ELAN VITAL
The Sensuous Expression of Élan vital: Peter Liashkov’s Erotic Series
by David S. Rubin
In his 1907 book Creative Evolution, the French philosopher Henri Bergson introduced the term ‘élan vital’ to refer to our instinctual creative impulses. In a series of erotic paintings created in 2005, Peter Liashkov applies this concept to sexuality, depicting penises and vaginas as energetic instruments and vibrant personifications of élan vital. Rather than delineate the imagery with the precise realism of pornographic representations, Liashkov prefers an expressive approach, which he previously employed in his headless glass torsos and standing figures in the 1980s. With the glass medium metaphorically suggesting human frailty and vulnerability in these earlier works, the artist explored themes of aging and mortality—subjects that would culminate in his examination of death and its aftermath in his SIDELIFE series, which he began in 2007. Liashkov’s interest in depicting genitalia emerged when he was in his early seventies, a time in life when an aging man might seek some form of sexual reinvigoration. Appropriate to such a goal, the temperament of the erotic paintings contrasts with the somber tone of much of his oeuvre, as they are quite joyful in their embrace of sexuality as something worth celebrating.
In keeping with his usual practice for figurative painting, Liashkov worked from consenting live adult models and painted directly on synskin, a durable transparent material that is suitable for layering or painting on both sides. For the images of male genitalia, he painted new compositions over old or unfinished ones that lay around the studio, using acrylics mixed with powdered pigments or actual soil to yield a visceral, gritty effect that aesthetically embodies his concept of masculinity. The vagina imagery, by contrast, was painted on clear synskin and rendered mostly in simple outline to achieve a softer, more delicate mode of expression aligned with his view of femininity.
Because it changes shape demonstrably when becoming sexually charged, the male organ lends itself to a variety of compositions. In Liashkov’s erotic series, the penis is represented in its many manifestations, from flaccid to semi-erect to erect, as well as circumcised and uncircumcised. Some are based on black models and others on white. In one example, Liashkov presents a double image where the penis is diagrammatically shown moving from flaccid to erect. In all of these works, the depicted phalli appear to be interacting with the space around them. They are bathed in a glow of warm golden or rose-colored hues that suggest atmospheres filled with orgone energy, a sex-related spiritual life force that was first hypothesized in the 1930s by the psychologist Wilhelm Reich, who believed in such energy’s power to heal.
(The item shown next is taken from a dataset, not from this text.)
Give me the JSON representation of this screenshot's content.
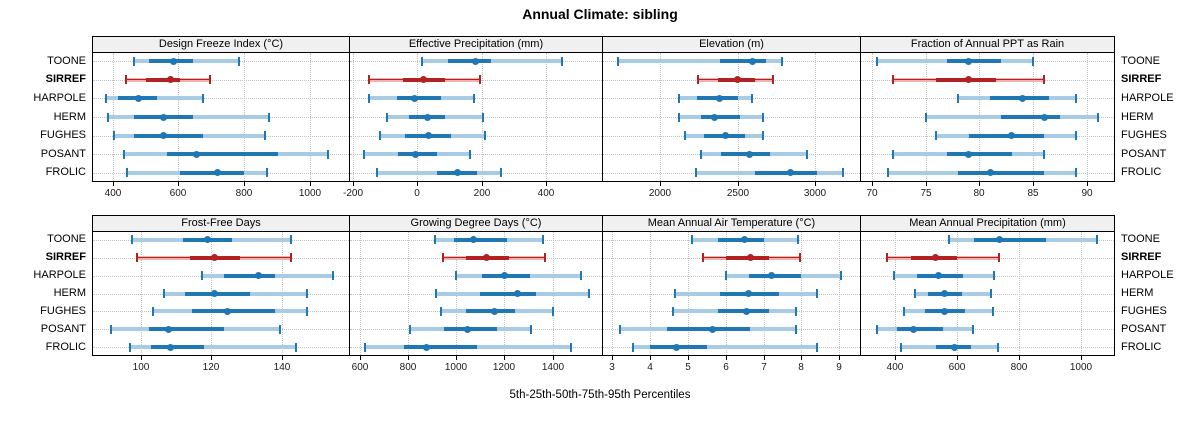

Whereas the penis is an external organ, the vagina is an internal one. Accordingly, Liashkov’s focus in the vagina paintings is on the cavernous and mysterious qualities of female genitalia. Aware of art historical precedent, Liashkov based one of his compositions on Gustave Courbet’s well known painting The Origin of the World (1866), which shows just the body of a reclining nude woman, partially draped in a white sheet with one breast and her pubic and vaginal regions fully exposed and viewed from a slight angle. In his other vagina compositions, Liashkov employs variations on the Courbet derived pose, with some almost symmetrical. By sexualizing his vaginal imagery Liashkov also updates Courbet. Although both artists depict legs spread wide open, Liashkov moves in closer to reveal details such as the clitoris, urethra, and labia, painted in lush reds and pinks. He also allows thin washes to spread or splatter across several of the compositions, with the saturated areas suggesting female fluids.
In short, Liashkov’s erotic paintings celebrate the most basic human instinct that can provide pleasure as well as generate life. In this respect Liashkov brings new meaning to the ‘joie de vivre’ moniker that is usually associated with the paintings of Henri Matisse. While Matisse alluded to female sex appeal by omitting details and focusing on sensuously curving outlines, Liashkov goes directly to the locations of sexual pleasure. Being of a generation that lived through the sexual revolution and other sociopolitical developments that shaped our present day cultural norms, Liashkov presents imagery that is not only sex-positive but, in its representation of both male and female sexuality, is also non-sexist. At the same time, he continues his practice of using materials, brushwork, textures, and colors expressively to refer to the spiritual dimension that he sees in everything.